Recombinant Human Isocitrate dehydrogenase [NAD] subunit gamma, mitochondrial (IDH3G) is produced in E. coli and represents the full-length mature protein from amino acids 40 to 393. The protein carries an N-terminal 6xHis-SUMO tag, which makes purification and detection more straightforward. SDS-PAGE analysis shows purity levels exceeding 90%, indicating the material should be suitable for research applications.
Isocitrate dehydrogenase [NAD] subunit gamma appears to be a crucial component of the mitochondrial enzyme complex that drives the citric acid cycle—a fundamental metabolic pathway. The protein helps catalyze the oxidative decarboxylation of isocitrate, which contributes to energy production through NADH generation. Given its role in cellular respiration, IDH3G has become a significant focus in metabolic research.
Potential Applications
Note: The applications listed below are based on what we know about this protein's biological functions, published research, and experience from experts in the field. However, we haven't fully tested all of these applications ourselves yet. We'd recommend running some preliminary tests first to make sure they work for your specific research goals.
The human IDH3G is a subunit of the mitochondrial NAD-dependent isocitrate dehydrogenase complex (IDH3), which requires correct folding, assembly with IDH3A and IDH3B subunits, and potential cofactor binding for bioactivity. E. coli expression may facilitate soluble production due to the SUMO tag, but as a prokaryotic system, it lacks mitochondrial chaperones and post-translational modifications needed for optimal folding of eukaryotic metabolic enzymes. The SUMO tag could improve folding but may sterically hinder inter-subunit interactions. While the high purity suggests minimal impurities, correct folding and bioactivity cannot be assumed without validation (e.g., circular dichroism for structure or enzyme assays for complex activity).

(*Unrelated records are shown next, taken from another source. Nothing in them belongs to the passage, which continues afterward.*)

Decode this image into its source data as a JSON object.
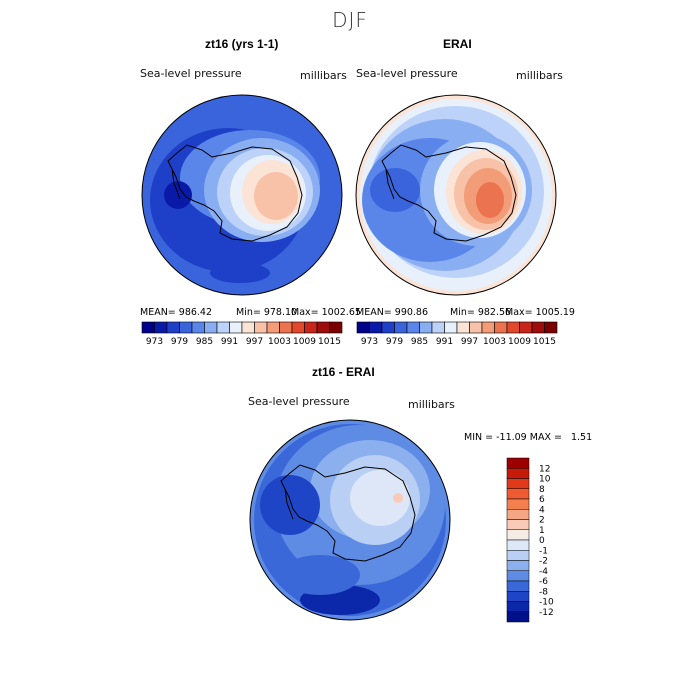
{
  "title": "DJF",
  "panels": [
    {
      "title": "zt16 (yrs 1-1)",
      "variable": "Sea-level pressure",
      "units": "millibars",
      "stats_mean": "MEAN= 986.42",
      "stats_min": "Min= 978.10",
      "stats_max": "Max= 1002.65"
    },
    {
      "title": "ERAI",
      "variable": "Sea-level pressure",
      "units": "millibars",
      "stats_mean": "MEAN= 990.86",
      "stats_min": "Min= 982.56",
      "stats_max": "Max= 1005.19"
    }
  ],
  "diff_panel": {
    "title": "zt16 - ERAI",
    "variable": "Sea-level pressure",
    "units": "millibars",
    "minmax": "MIN = -11.09 MAX =   1.51"
  },
  "chart_data": [
    {
      "type": "heatmap",
      "projection": "polar stereographic (south pole)",
      "title": "zt16 (yrs 1-1)",
      "variable": "Sea-level pressure",
      "units": "millibars",
      "mean": 986.42,
      "min": 978.1,
      "max": 1002.65,
      "colorbar_ticks": [
        "973",
        "979",
        "985",
        "991",
        "997",
        "1003",
        "1009",
        "1015"
      ],
      "colorbar_colors": [
        "#00008b",
        "#0a1aa8",
        "#1e40c8",
        "#3a64dc",
        "#5a86ea",
        "#8aaef2",
        "#bcd2f8",
        "#e8f0fb",
        "#fbe3d6",
        "#f7c2a8",
        "#f29c78",
        "#eb7350",
        "#e2482c",
        "#c8261a",
        "#9e0c0c",
        "#7a0000"
      ]
    },
    {
      "type": "heatmap",
      "projection": "polar stereographic (south pole)",
      "title": "ERAI",
      "variable": "Sea-level pressure",
      "units": "millibars",
      "mean": 990.86,
      "min": 982.56,
      "max": 1005.19,
      "colorbar_ticks": [
        "973",
        "979",
        "985",
        "991",
        "997",
        "1003",
        "1009",
        "1015"
      ],
      "colorbar_colors": [
        "#00008b",
        "#0a1aa8",
        "#1e40c8",
        "#3a64dc",
        "#5a86ea",
        "#8aaef2",
        "#bcd2f8",
        "#e8f0fb",
        "#fbe3d6",
        "#f7c2a8",
        "#f29c78",
        "#eb7350",
        "#e2482c",
        "#c8261a",
        "#9e0c0c",
        "#7a0000"
      ]
    },
    {
      "type": "heatmap",
      "projection": "polar stereographic (south pole)",
      "title": "zt16 - ERAI",
      "variable": "Sea-level pressure",
      "units": "millibars",
      "min": -11.09,
      "max": 1.51,
      "colorbar_ticks": [
        "12",
        "10",
        "8",
        "6",
        "4",
        "2",
        "1",
        "0",
        "-1",
        "-2",
        "-4",
        "-6",
        "-8",
        "-10",
        "-12"
      ],
      "colorbar_colors": [
        "#9e0000",
        "#c81a0a",
        "#e03a1a",
        "#f05a32",
        "#f48050",
        "#f6a684",
        "#f9cbb6",
        "#f6ece6",
        "#dde7f7",
        "#b9cff4",
        "#8cb0ee",
        "#5e8be4",
        "#3a68d8",
        "#1e45c6",
        "#0c28aa",
        "#00108a"
      ]
    }
  ]
}
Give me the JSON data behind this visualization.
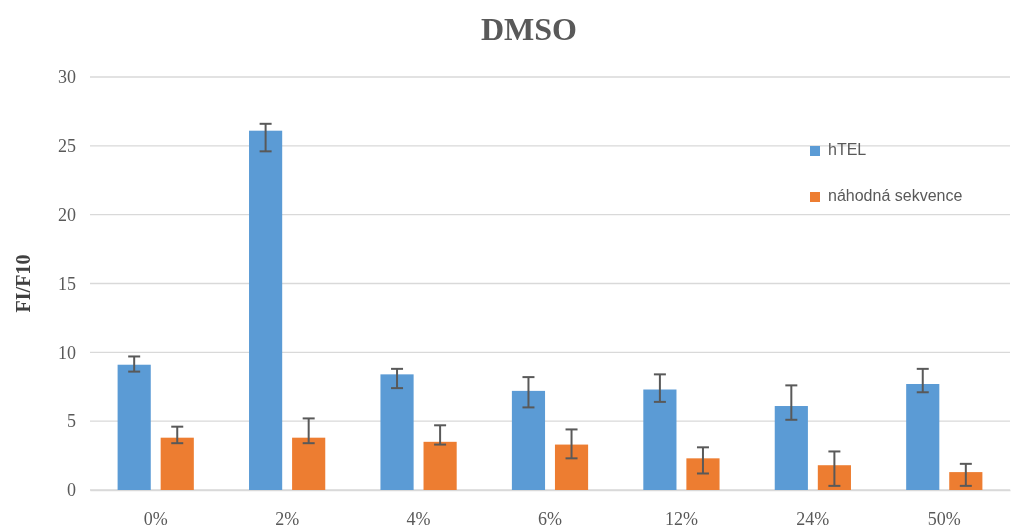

Therefore, the protein may be misfolded or inactive, and experimental confirmation is essential before functional use.
1. Protein-Protein Interaction Studies
If the recombinant IDH3G is verified to be correctly folded (e.g., through biophysical assays), it could be used to study interactions with IDH3A and IDH3B subunits via pull-down or co-immunoprecipitation. The His tag facilitates immobilization. However, if misfolded, interaction results may be unreliable due to altered binding sites or tag-mediated artifacts. Validation with native complexes from eukaryotic sources is recommended for physiological relevance.
2. Antibody Development and Validation
This recombinant IDH3G can serve as an immunogen for antibody production, as antibodies often recognize linear epitopes even in misfolded proteins. The high purity supports consistent immunization and screening. However, antibodies generated may not bind native IDH3G in mitochondrial complexes due to conformational differences. Specificity should be validated against eukaryotic-expressed IDH3G for applications like Western blot or immunofluorescence.
3. Structural and Biophysical Characterization
The protein is suitable for basic biophysical analyses (e.g., circular dichroism to assess secondary structure, dynamic light scattering to monitor aggregation) to evaluate folding status. However, correct folding is critical for high-resolution structural studies (e.g., X-ray crystallography). A misfolded protein or the SUMO tag may interfere with data interpretation. Tag removal is advised for meaningful structural insights.
4. Biochemical Assays for Complex Assembly
This application requires a correctly folded and functional IDH3G for valid results. If the protein is bioactive (verified through complex reconstitution assays), it could be used to study assembly with IDH3A and IDH3B. However, if misfolded, assembly may fail, leading to false negatives. Pre-validation of enzyme activity or subunit binding is necessary before such experiments.
Final Recommendation & Action Plan
Before using this recombinant IDH3G for any functional application, prioritize experimental validation of its folding and bioactivity. Start with biophysical assays (e.g., circular dichroism to check for expected secondary structure elements, size-exclusion chromatography to assess oligomerization) and functional tests (e.g., in vitro complex reconstitution with IDH3A and IDH3B to measure enzyme activity). If activity is confirmed, proceed with interaction or structural studies; otherwise, limit use to non-functional applications like antibody production, but always validate outcomes with native IDH3G. For reliable results, consider expressing IDH3G in a eukaryotic system (e.g., yeast or mammalian cells) to ensure proper folding and complex assembly. Avoid functional assays without prior activity confirmation.